Sanità: in Lombardia attive 132 Case di Comunità su 195 previste entro il 2026

Migliora la situazione delle strutture territoriali, ma restano sfide da affrontare: coinvolgimento dei medici di base e superamento del vecchio modello dei poliambulatori.

Secondo un’analisi del Dipartimento di politiche per la salute dell’Irccs Mario Negri, attualmente in Lombardia sono operative 132 Case di Comunità (Cdc) sulle 195 previste dal piano regionale entro il 2026. Sebbene il quadro sia eterogeneo, la situazione mostra segnali di miglioramento rispetto alle prime rilevazioni del 2023. Tuttavia, alcune sfide rimangono, come il coinvolgimento dei medici di medicina generale e la necessità di riorganizzare i servizi secondo nuovi modelli.

L’analisi, presentata in una serie di incontri con oltre cento dirigenti delle Asst lombarde e la Direzione generale Welfare della Regione, ha raccolto dati da 23 delle 26 Asst coinvolte nel progetto. Le Asst Valle Olona, Rhodense e Pavia, che servono complessivamente oltre 1,4 milioni di abitanti e dove è prevista la realizzazione di 31 Cdc, non hanno partecipato allo studio. L’indagine ha analizzato 105 Cdc, di cui 91 classificate come Hub, strutture centrali con servizi complessi e specialistici, e 14 come Spoke, centri periferici dedicati a servizi di base e assistenza di primo livello.

Dal rapporto emerge una realtà variegata: alcune Case di Comunità hanno già una buona capacità di rispondere alle esigenze dei cittadini, mentre altre sono ancora in una fase embrionale.
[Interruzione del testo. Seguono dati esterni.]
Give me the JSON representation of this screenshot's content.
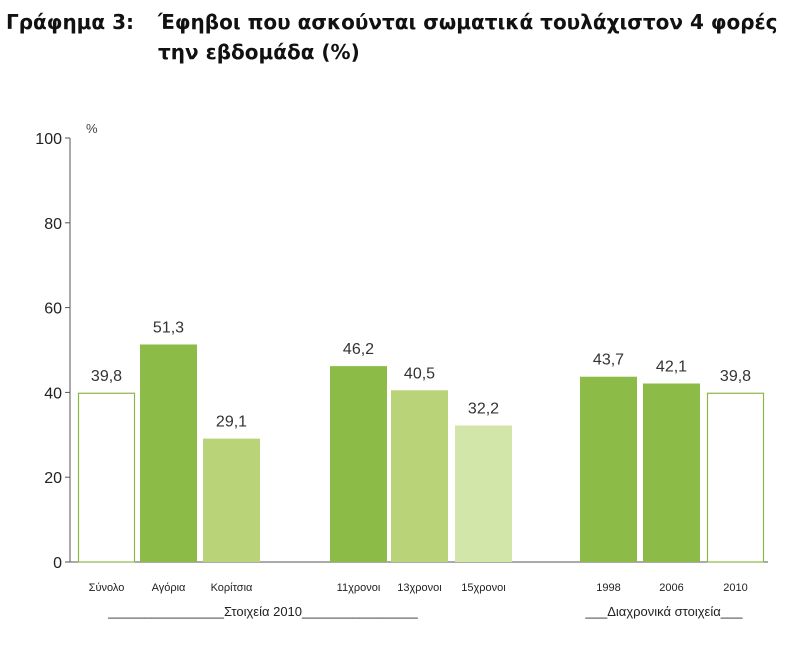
{
  "title": {
    "label": "Γράφημα 3:",
    "line1": "Έφηβοι που ασκούνται σωματικά τουλάχιστον 4 φορές",
    "line2": "την εβδομάδα (%)"
  },
  "chart_data": {
    "type": "bar",
    "ylabel": "%",
    "ylim": [
      0,
      100
    ],
    "yticks": [
      0,
      20,
      40,
      60,
      80,
      100
    ],
    "grid": false,
    "categories": [
      "Σύνολο",
      "Αγόρια",
      "Κορίτσια",
      "11χρονοι",
      "13χρονοι",
      "15χρονοι",
      "1998",
      "2006",
      "2010"
    ],
    "values": [
      39.8,
      51.3,
      29.1,
      46.2,
      40.5,
      32.2,
      43.7,
      42.1,
      39.8
    ],
    "value_labels": [
      "39,8",
      "51,3",
      "29,1",
      "46,2",
      "40,5",
      "32,2",
      "43,7",
      "42,1",
      "39,8"
    ],
    "bar_styles": [
      {
        "fill": "#ffffff",
        "stroke": "#8cb84a"
      },
      {
        "fill": "#8dbb47",
        "stroke": "none"
      },
      {
        "fill": "#b8d378",
        "stroke": "none"
      },
      {
        "fill": "#8dbb47",
        "stroke": "none"
      },
      {
        "fill": "#b8d378",
        "stroke": "none"
      },
      {
        "fill": "#d3e6a9",
        "stroke": "none"
      },
      {
        "fill": "#8dbb47",
        "stroke": "none"
      },
      {
        "fill": "#8dbb47",
        "stroke": "none"
      },
      {
        "fill": "#ffffff",
        "stroke": "#8cb84a"
      }
    ],
    "groups": [
      {
        "label": "________________Στοιχεία 2010________________",
        "members": [
          0,
          1,
          2,
          3,
          4,
          5
        ]
      },
      {
        "label": "___Διαχρονικά στοιχεία___",
        "members": [
          6,
          7,
          8
        ]
      }
    ]
  }
}
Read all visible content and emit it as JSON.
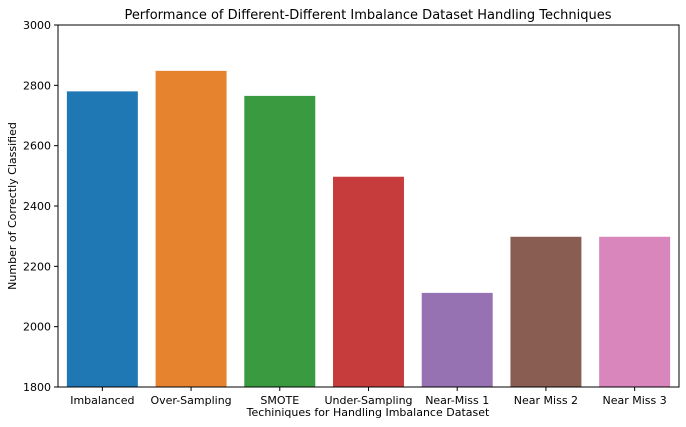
{
  "chart_data": {
    "type": "bar",
    "title": "Performance of Different-Different Imbalance Dataset Handling Techniques",
    "xlabel": "Techiniques for Handling Imbalance Dataset",
    "ylabel": "Number of Correctly Classified",
    "categories": [
      "Imbalanced",
      "Over-Sampling",
      "SMOTE",
      "Under-Sampling",
      "Near-Miss 1",
      "Near Miss 2",
      "Near Miss 3"
    ],
    "values": [
      2780,
      2848,
      2765,
      2497,
      2112,
      2298,
      2298
    ],
    "colors": [
      "#1f77b4",
      "#e6832e",
      "#3a9a40",
      "#c63c3c",
      "#9672b3",
      "#8a5d52",
      "#d986bd"
    ],
    "ylim": [
      1800,
      3000
    ],
    "yticks": [
      1800,
      2000,
      2200,
      2400,
      2600,
      2800,
      3000
    ],
    "grid": false,
    "legend": "none"
  }
}
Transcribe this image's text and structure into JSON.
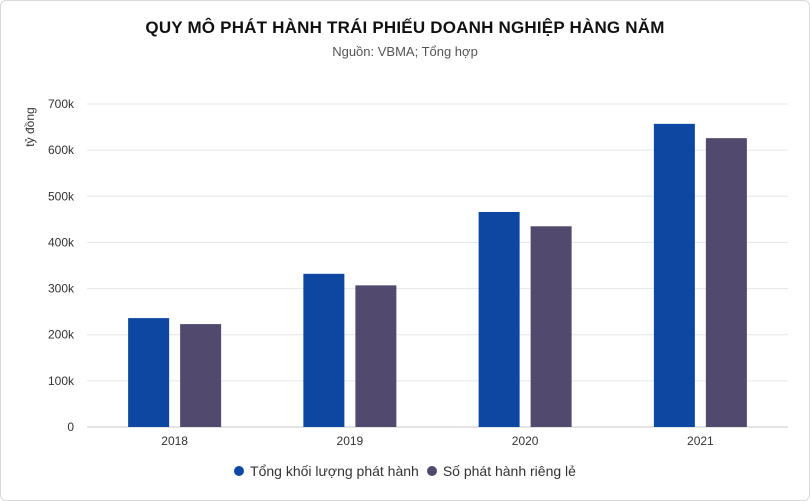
{
  "chart_data": {
    "type": "bar",
    "title": "QUY MÔ PHÁT HÀNH TRÁI PHIẾU DOANH NGHIỆP HÀNG NĂM",
    "subtitle": "Nguồn: VBMA; Tổng hợp",
    "ylabel": "tỷ đồng",
    "xlabel": "",
    "categories": [
      "2018",
      "2019",
      "2020",
      "2021"
    ],
    "ylim": [
      0,
      700000
    ],
    "yticks": [
      0,
      100000,
      200000,
      300000,
      400000,
      500000,
      600000,
      700000
    ],
    "ytick_labels": [
      "0",
      "100k",
      "200k",
      "300k",
      "400k",
      "500k",
      "600k",
      "700k"
    ],
    "grid": true,
    "legend_position": "bottom",
    "series": [
      {
        "name": "Tổng khối lượng phát hành",
        "color": "#0d47a1",
        "values": [
          236000,
          332000,
          466000,
          657000
        ]
      },
      {
        "name": "Số phát hành riêng lẻ",
        "color": "#514a6e",
        "values": [
          223000,
          307000,
          435000,
          626000
        ]
      }
    ]
  }
}
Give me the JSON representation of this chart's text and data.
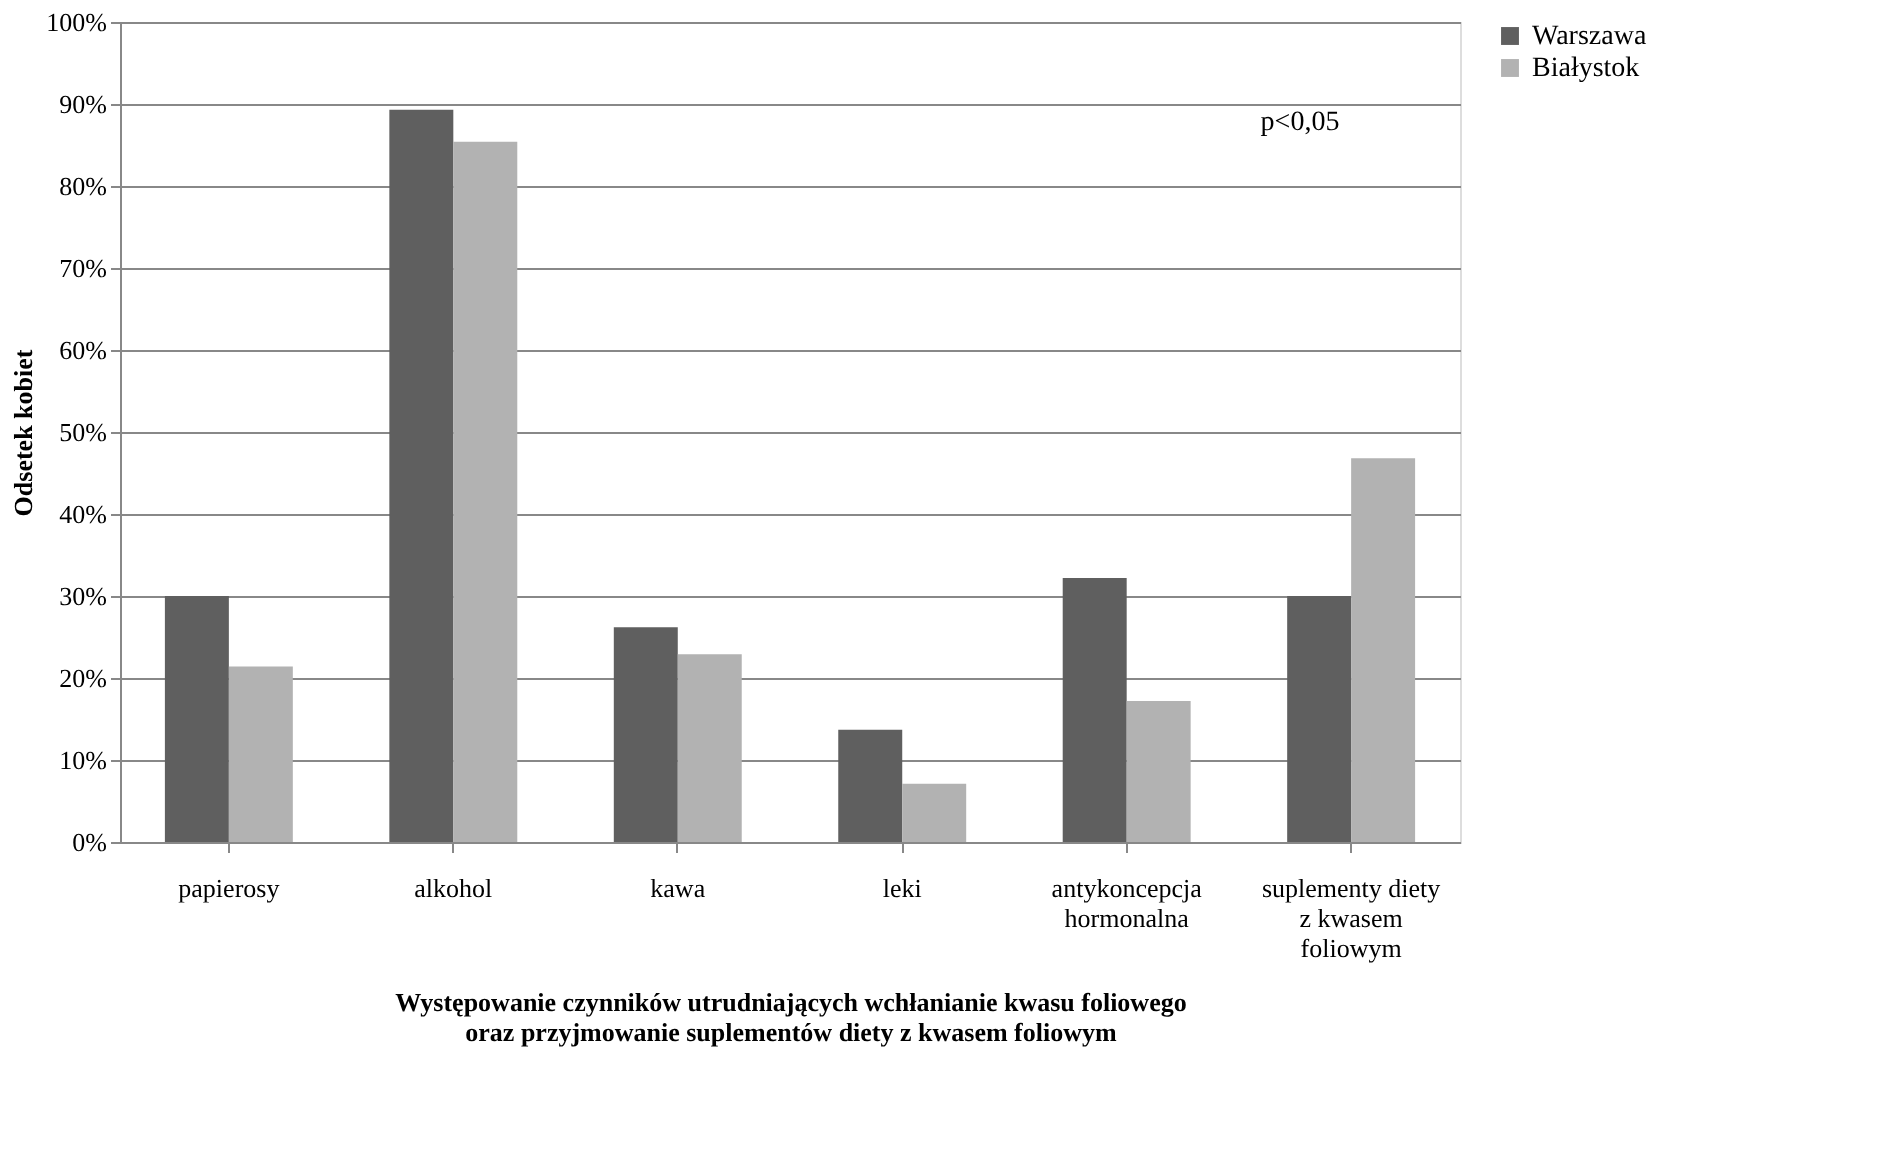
{
  "chart_data": {
    "type": "bar",
    "xlabel": "Występowanie czynników utrudniających wchłanianie kwasu foliowego\noraz przyjmowanie suplementów diety z kwasem foliowym",
    "ylabel": "Odsetek kobiet",
    "categories": [
      "papierosy",
      "alkohol",
      "kawa",
      "leki",
      "antykoncepcja\nhormonalna",
      "suplementy diety\nz kwasem\nfoliowym"
    ],
    "series": [
      {
        "name": "Warszawa",
        "color": "#5f5f5f",
        "values": [
          30.0,
          89.3,
          26.2,
          13.7,
          32.2,
          30.0
        ]
      },
      {
        "name": "Białystok",
        "color": "#b2b2b2",
        "values": [
          21.4,
          85.4,
          22.9,
          7.1,
          17.2,
          46.8
        ]
      }
    ],
    "ylim": [
      0,
      100
    ],
    "yticks": [
      {
        "value": 0,
        "label": "0%"
      },
      {
        "value": 10,
        "label": "10%"
      },
      {
        "value": 20,
        "label": "20%"
      },
      {
        "value": 30,
        "label": "30%"
      },
      {
        "value": 40,
        "label": "40%"
      },
      {
        "value": 50,
        "label": "50%"
      },
      {
        "value": 60,
        "label": "60%"
      },
      {
        "value": 70,
        "label": "70%"
      },
      {
        "value": 80,
        "label": "80%"
      },
      {
        "value": 90,
        "label": "90%"
      },
      {
        "value": 100,
        "label": "100%"
      }
    ],
    "grid": "y",
    "legend": "right",
    "annotations": [
      "p<0,05"
    ]
  }
}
Tra le difficoltà più rilevanti c’è il coinvolgimento dei medici di famiglia, una problematica condivisa anche con altre regioni italiane. È stata inoltre sottolineata la necessità di superare il vecchio modello dei poliambulatori e di rafforzare l’integrazione tra i diversi servizi socio-sanitari e operatori.

Nonostante queste criticità, l’analisi evidenzia che molte delle strutture soddisfano la maggior parte degli standard previsti, come l’attivazione del Punto unico di accesso, l’introduzione di nuove figure professionali, tra cui gli infermieri di comunità, e l’erogazione di servizi essenziali come l’assistenza domiciliare e ambulatori specialistici. Le disparità tra le diverse Cdc sono legate a fattori territoriali, alla diversità dei servizi di partenza e alla complessità del contesto sanitario, caratterizzato da una significativa riduzione del personale, in particolare a livello territoriale.

Gli incontri con i dirigenti delle Asst hanno posto l’accento sulla necessità di andare oltre la semplice descrizione delle strutture, analizzando l’efficacia dei modelli organizzativi e l’impatto dei servizi sulla salute dei cittadini. È stato inoltre promosso un dialogo tra gli enti gestori, gli operatori e i cittadini per rendere le comunità parte attiva nella riforma del sistema socio-sanitario.

In vista delle prossime fasi, sono in corso confronti tra la Regione Lombardia e gli enti gestori per condividere i dati e pianificare progetti specifici che rispondano meglio alle esigenze della popolazione. L’obiettivo è migliorare ulteriormente l’efficacia delle Case di Comunità e assicurare un sistema di assistenza territoriale più equo e accessibile.